Mauro Vieira relatou que nos últimos três dias, a diplomacia brasileira contatou os países integrantes do Conselho de Segurança a fim de fechar um documento que contemplasse a visão da maioria. “Inúmeras consultas, de forma a acomodar uma linguagem que pudesse ser aceita por todos e que atingisse o objetivo da resolução, que era a assistência humanitária. E se a gente chega no Conselho com uma proposta dessa, de extinguir o Hamas – nem sei como isso seria feito – e de entregar Gaza à administração da ONU, como foi citado aqui, seria bloqueado imediatamente. Tudo isso mostra que é preciso reformular o Conselho de Segurança”, frisou.

O território é ocupado principalmente por palestinos, mas o controle do que entra e sai depende de Israel. O acordo em vigor prevê ingresso de comida, água e remédios, desde que não sejam destinados a integrantes do Hamas.

O Brasil enviou kits com esses itens, além de 40 purificadores de água, já que Gaza não está abastecida com água potável. A usina que retira água e a torna potável para milhões de pessoas em Gaza está sem energia para funcionar. Até o momento, a lista de material autorizado não contempla combustível.

Risco de ‘ampliação do conflito’

A liberação dessa ajuda não significa abertura para escoar pessoas, como o grupo de 26 brasileiros que aguardam há dias para cruzar a fronteira, numa negociação delicada e que não tem data para terminar, reconheceu o chanceler Mauro Vieira. Também não representa um avanço real para acabar com os ataques.

“Eu acho que temos riscos enormes de ampliação do conflito, com possibilidade de transbordamento dessa situação para os países próximos, com reflexos terríveis para o mundo. Proximidade da Europa, diásporas tanto palestina, como israelense, e também libanesa no Brasil, nos Estados Unidos, em todos os países. Isso seria realmente uma situação de grande aflição internacional. Eu espero que haja uma certa contenção, mas acho que esse conflito ainda será longo”, teme Vieira.

O pesquisador internacional Gustavo Blum acredita que a situação na região depende, entre outros fatores, dos objetivos de Israel na parte ocupada por palestinos e da política interna do país. “O governo de Benjamin Netanyahu tem se tornado um refém, o que não o exime de culpa, dos partidos de extrema-direita que formam a base de governo dele, e são ligados a essas ocupações ilegais e ao avanço dessa prática de assentamentos judaicos em territórios palestinos.

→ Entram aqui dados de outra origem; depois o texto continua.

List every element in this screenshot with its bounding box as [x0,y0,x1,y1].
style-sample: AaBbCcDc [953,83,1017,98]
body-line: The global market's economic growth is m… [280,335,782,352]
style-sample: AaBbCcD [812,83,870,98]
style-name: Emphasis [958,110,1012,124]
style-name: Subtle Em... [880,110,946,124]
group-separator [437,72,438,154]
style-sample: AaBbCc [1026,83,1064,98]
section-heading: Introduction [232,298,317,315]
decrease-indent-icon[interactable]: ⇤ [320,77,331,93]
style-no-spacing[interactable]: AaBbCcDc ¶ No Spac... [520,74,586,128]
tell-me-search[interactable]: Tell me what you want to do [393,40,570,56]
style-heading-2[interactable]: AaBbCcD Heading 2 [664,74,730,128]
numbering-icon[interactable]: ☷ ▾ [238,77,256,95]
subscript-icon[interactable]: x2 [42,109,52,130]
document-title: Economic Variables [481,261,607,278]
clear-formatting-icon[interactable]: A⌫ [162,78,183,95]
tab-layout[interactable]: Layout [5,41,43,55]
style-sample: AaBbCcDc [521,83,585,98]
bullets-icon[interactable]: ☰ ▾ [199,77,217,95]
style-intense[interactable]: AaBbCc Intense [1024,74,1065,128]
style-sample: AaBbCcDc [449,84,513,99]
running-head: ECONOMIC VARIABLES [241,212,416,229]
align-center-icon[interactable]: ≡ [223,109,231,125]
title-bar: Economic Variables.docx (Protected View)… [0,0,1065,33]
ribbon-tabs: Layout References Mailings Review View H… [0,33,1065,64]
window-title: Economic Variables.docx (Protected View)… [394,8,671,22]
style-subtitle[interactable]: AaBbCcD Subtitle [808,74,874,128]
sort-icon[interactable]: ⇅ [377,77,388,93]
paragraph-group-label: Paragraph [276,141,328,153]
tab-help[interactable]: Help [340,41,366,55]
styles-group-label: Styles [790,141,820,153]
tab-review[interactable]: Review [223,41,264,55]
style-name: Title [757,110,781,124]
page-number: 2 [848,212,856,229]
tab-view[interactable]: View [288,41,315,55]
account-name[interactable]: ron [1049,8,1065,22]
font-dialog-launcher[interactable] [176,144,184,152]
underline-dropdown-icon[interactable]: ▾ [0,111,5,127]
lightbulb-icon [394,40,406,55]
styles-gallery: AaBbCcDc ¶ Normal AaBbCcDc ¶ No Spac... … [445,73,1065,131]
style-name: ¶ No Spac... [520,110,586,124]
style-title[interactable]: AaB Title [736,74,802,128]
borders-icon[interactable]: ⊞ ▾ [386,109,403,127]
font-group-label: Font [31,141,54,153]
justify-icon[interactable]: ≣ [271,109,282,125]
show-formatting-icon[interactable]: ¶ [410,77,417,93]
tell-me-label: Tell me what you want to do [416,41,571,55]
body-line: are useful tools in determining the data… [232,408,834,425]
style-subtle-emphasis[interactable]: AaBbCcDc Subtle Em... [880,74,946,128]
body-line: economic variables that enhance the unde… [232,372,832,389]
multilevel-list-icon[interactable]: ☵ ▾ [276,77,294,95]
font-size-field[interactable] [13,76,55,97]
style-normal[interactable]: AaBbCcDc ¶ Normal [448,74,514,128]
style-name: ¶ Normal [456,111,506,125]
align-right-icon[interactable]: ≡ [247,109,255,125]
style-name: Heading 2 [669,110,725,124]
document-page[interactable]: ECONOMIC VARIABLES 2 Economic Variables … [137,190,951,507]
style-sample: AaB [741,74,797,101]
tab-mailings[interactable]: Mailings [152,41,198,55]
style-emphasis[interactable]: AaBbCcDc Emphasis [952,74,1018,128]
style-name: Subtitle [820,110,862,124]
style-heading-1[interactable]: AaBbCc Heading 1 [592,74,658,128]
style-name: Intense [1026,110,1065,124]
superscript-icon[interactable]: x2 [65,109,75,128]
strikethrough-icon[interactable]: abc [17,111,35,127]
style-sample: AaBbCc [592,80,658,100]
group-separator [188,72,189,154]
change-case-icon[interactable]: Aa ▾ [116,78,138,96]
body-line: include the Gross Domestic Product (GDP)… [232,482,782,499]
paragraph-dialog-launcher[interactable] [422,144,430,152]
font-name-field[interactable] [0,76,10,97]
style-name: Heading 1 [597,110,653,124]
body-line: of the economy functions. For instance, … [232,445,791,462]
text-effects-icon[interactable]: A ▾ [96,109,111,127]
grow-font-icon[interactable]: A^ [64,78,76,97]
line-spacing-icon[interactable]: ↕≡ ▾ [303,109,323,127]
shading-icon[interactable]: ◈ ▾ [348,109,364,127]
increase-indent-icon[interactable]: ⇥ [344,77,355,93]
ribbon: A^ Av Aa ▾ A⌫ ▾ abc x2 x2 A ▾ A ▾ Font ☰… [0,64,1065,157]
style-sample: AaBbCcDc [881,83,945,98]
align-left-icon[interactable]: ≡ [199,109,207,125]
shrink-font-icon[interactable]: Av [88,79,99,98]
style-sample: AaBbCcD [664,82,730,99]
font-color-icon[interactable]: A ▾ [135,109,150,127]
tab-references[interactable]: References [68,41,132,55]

O que acaba acontecendo é que Benjamin Netanyahu tem apostado nesses grupos que demograficamente têm crescido mais que os judeus laicos, portanto têm uma base territorial maior”, comenta.

“A dinâmica do conflito tem indicado que o plano do governo israelense é de enviar a população palestina da Faixa de Gaza para o Egito, para a Península do Sinai. É algo que o próprio presidente do Egito já se declarou publicamente contra. Isso constitui um crime contra a humanidade, que é um crime de deslocação forçada. E Israel não divulga qual é o seu plano após a potencial eliminação do Hamas. Mais recentemente já se fala, inclusive, de partes do Líbano e por aí vai”, acrescenta Blum.